Frais bancaires, bientôt un mauvais souvenir ?
Ces dernières années ont mis un frein à l’expansion de cette structuration classique du système bancaire. Poussé par la crise de 2008 qui a accentué la méfiance des gens sur économie et obligé de reconnaitre l’arrivée de nouveaux acteurs en ligne, le secteur bancaire traditionnel a dû s’adapter. Pour les clients, cela s’est donc traduit par une visible baisse des agences bancaires à l’échelle européenne autrefois si commune à notre paysage quotidien provoquée aussi par la baisse de la rémunération d’épargne et le turnover des conseillers bancaires. La dématérialisation des services bancaires vers le numérique est un franc succès. Libéré des carcans de la mécanique spéculative des agences, les banques en lignes, qui découlent la plupart du temps des groupes bancaires traditionnels, ont réussi à alléger les frais notamment ceux de tenue compte descendu à zéro. Mais cette gratuité quasi totale est tout de même soumise à condition. Certaines d’entre elles exigent encore des revenus mensuels minimums trop élevés pour les personnes les plus fragiles financièrement parlant.

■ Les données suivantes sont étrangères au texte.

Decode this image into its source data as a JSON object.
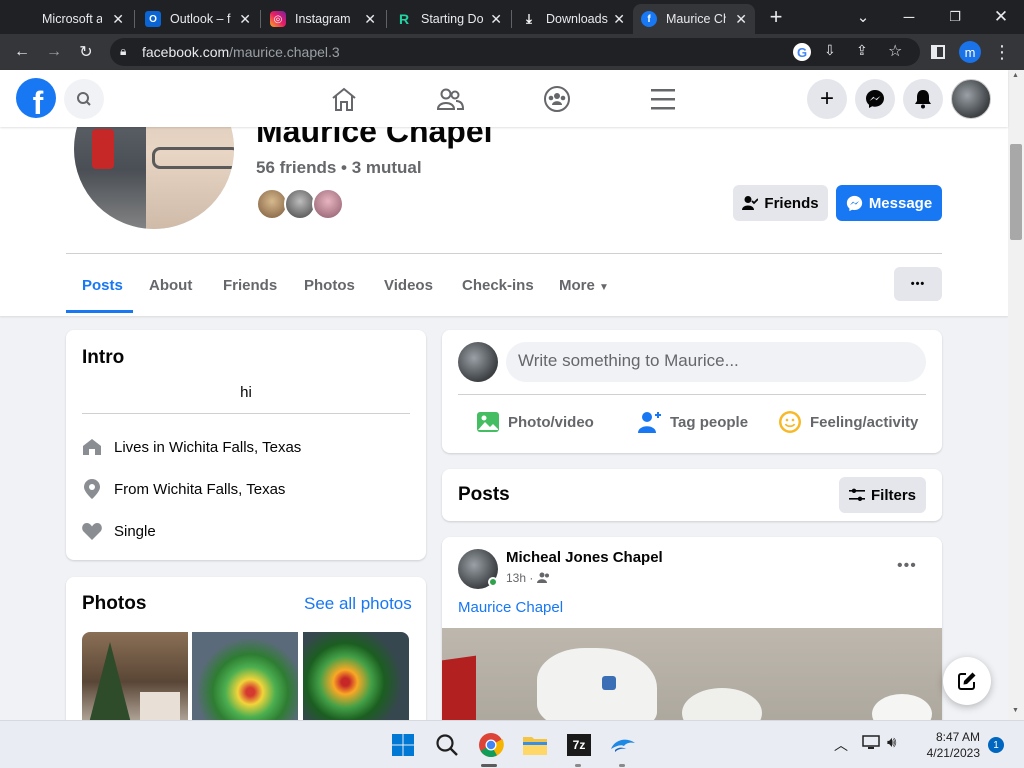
{
  "browser": {
    "tabs": [
      {
        "title": "Microsoft a",
        "favicon": "microsoft-icon"
      },
      {
        "title": "Outlook – f",
        "favicon": "outlook-icon"
      },
      {
        "title": "Instagram",
        "favicon": "instagram-icon"
      },
      {
        "title": "Starting Do",
        "favicon": "r-icon"
      },
      {
        "title": "Downloads",
        "favicon": "download-icon"
      },
      {
        "title": "Maurice Ch",
        "favicon": "facebook-icon"
      }
    ],
    "url_domain": "facebook.com",
    "url_path": "/maurice.chapel.3",
    "profile_letter": "m"
  },
  "profile": {
    "name": "Maurice Chapel",
    "friends_line": "56 friends • 3 mutual",
    "friends_button": "Friends",
    "message_button": "Message",
    "more_options": "•••"
  },
  "nav_tabs": [
    "Posts",
    "About",
    "Friends",
    "Photos",
    "Videos",
    "Check-ins",
    "More"
  ],
  "intro": {
    "title": "Intro",
    "bio": "hi",
    "lives_prefix": "Lives in ",
    "lives_city": "Wichita Falls, Texas",
    "from_prefix": "From ",
    "from_city": "Wichita Falls, Texas",
    "relationship": "Single"
  },
  "photos": {
    "title": "Photos",
    "see_all": "See all photos"
  },
  "composer": {
    "placeholder": "Write something to Maurice...",
    "photo_video": "Photo/video",
    "tag_people": "Tag people",
    "feeling": "Feeling/activity"
  },
  "posts_header": {
    "title": "Posts",
    "filters": "Filters"
  },
  "post": {
    "author": "Micheal Jones Chapel",
    "time": "13h ·",
    "tagged": "Maurice Chapel"
  },
  "taskbar": {
    "time": "8:47 AM",
    "date": "4/21/2023",
    "notification_count": "1"
  },
  "colors": {
    "fb_blue": "#1877f2",
    "chrome_dark": "#202124",
    "chrome_toolbar": "#35363a"
  }
}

Les derniers nés de la Fintech ont donc poussé la logique encore plus loin en créant des « comptes bancaires » réellement accessibles à tous. C’est en tout cas la promesse des néo-banques qui conquissent le continent européen avec de plus en plus d’assurance. Premiers consommateurs de ces banques de poche les Anglais qui étaient en 2019 4,5 millions à les utiliser. Derrière le leader, la France ( 2,53 millions) talonnée par l’Espagne ( 1,08 millions), des pays convaincus par les grands noms du milieu comme l’allemande N26, l’anglaise Revolut ou encore la néerlandaise Bunq. Leur premier atout séducteur? Une inscription rapide et qui ne s’apparente pas à un contrôle fiscal avec une demande de documents épurée, un simple justificatif d’identité et de domicile, exit la condition d’un revenu minimum. En plus d’acquérir une carte bancaire gratuite, le mauvais souvenir des frais bancaires s’envole avec une interdiction au découvert et un contrôle de son solde en temps réel. Fini donc les surprises à la fin du mois. Mais les néo-banques sont surtout les amis des voyageurs et d’une génération de digital-natives qui bouge sans cesse. En effet, elles ont fait disparaître les frais de commission sur les payements ou les retraits en devise étrangère, de quoi partir le coeur et le porte-monnaie légers. Face à ces avantages considérables, la pratique abusive des frais bancaires par les banques traditionnelles apparaît aujourd’hui comme facilement contournable et l’accentuation de la concurrence n’est pas prête d’améliorer la santé déjà fragile des agences bancaires.